JACKSONVILLE, Fla. – As the impact of the opioid epidemic continues to challenge the city, the Jacksonville Fire and Rescue Department is asking for an extra $200,000 to prevent a possible shortfall in rescue transport medication.
The medication would cover supplies such as Narcan, the drug making headlines recently because it's used to reverse overdoses.
Though $200,000 may not seem like a lot of money, it is critical funding that could help JFRD keep up with the demand of treating drug overdoses.
According to city records, the money would go toward rescue transport medications, such as Narcan.
Wednesday night, the mayor's budget review committee decided to allow the request to move forward. Now City Council will vote to approve or deny the $200,000.

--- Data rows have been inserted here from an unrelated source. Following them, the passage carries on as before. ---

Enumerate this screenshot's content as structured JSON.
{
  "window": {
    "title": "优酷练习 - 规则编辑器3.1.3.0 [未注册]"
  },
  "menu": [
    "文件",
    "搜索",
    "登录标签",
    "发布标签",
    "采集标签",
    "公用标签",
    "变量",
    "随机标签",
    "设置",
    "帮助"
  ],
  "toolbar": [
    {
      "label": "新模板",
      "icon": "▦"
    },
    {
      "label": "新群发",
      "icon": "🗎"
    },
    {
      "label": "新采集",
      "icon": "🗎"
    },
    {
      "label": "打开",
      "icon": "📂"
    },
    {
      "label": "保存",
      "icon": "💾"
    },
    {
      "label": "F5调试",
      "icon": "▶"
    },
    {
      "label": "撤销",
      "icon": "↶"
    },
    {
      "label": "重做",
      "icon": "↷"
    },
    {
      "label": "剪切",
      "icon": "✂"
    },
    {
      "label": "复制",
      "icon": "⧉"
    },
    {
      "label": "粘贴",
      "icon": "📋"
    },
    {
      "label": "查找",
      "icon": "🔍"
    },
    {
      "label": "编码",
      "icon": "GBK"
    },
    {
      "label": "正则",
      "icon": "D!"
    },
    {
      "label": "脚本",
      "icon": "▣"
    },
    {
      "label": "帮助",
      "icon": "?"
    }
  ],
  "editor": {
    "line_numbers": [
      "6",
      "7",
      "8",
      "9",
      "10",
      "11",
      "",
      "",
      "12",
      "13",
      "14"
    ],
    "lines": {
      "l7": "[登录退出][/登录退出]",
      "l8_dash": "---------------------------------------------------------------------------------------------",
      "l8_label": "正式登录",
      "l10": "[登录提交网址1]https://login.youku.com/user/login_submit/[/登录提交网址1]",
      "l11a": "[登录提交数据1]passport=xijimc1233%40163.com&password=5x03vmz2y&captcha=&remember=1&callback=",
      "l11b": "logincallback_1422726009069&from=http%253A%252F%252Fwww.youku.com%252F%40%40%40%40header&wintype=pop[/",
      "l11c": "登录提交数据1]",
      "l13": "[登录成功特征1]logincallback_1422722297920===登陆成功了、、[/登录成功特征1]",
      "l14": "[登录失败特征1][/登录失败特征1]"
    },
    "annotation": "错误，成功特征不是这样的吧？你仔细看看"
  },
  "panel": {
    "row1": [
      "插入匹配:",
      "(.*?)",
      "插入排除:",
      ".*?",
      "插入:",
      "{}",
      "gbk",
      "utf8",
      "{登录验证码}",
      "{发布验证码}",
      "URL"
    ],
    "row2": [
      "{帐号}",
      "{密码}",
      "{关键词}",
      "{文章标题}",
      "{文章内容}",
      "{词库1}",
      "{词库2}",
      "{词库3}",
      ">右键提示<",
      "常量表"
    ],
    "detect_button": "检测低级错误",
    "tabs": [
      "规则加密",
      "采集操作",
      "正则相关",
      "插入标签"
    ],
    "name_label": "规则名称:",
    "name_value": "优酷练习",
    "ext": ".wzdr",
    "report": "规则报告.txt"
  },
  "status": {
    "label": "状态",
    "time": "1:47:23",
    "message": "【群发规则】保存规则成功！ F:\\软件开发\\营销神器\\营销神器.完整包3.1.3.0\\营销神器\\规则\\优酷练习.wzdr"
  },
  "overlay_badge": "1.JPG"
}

It comes at a time when the city is fighting the opioid epidemic from different angles. Jacksonville City Councilman Bill Gulliford is pleading with the public to take the epidemic seriously.
The medical examiner's office has seen overdose deaths double in one year. A $1.5 million pilot program has been approved that would help rehabilitate overdose patients.
Narcan has become more expensive in the past seven years, too. According to JFRD, in 2013 its cost was about $14.50. In 2016, it went up to approximately $36.15.
Gov. Rick Scott will host a ceremonial bill signing Thursday in Orlando for HB 477, which creates new penalties and enhances existing penalties relating to synthetic opioid drugs, including fentanyl.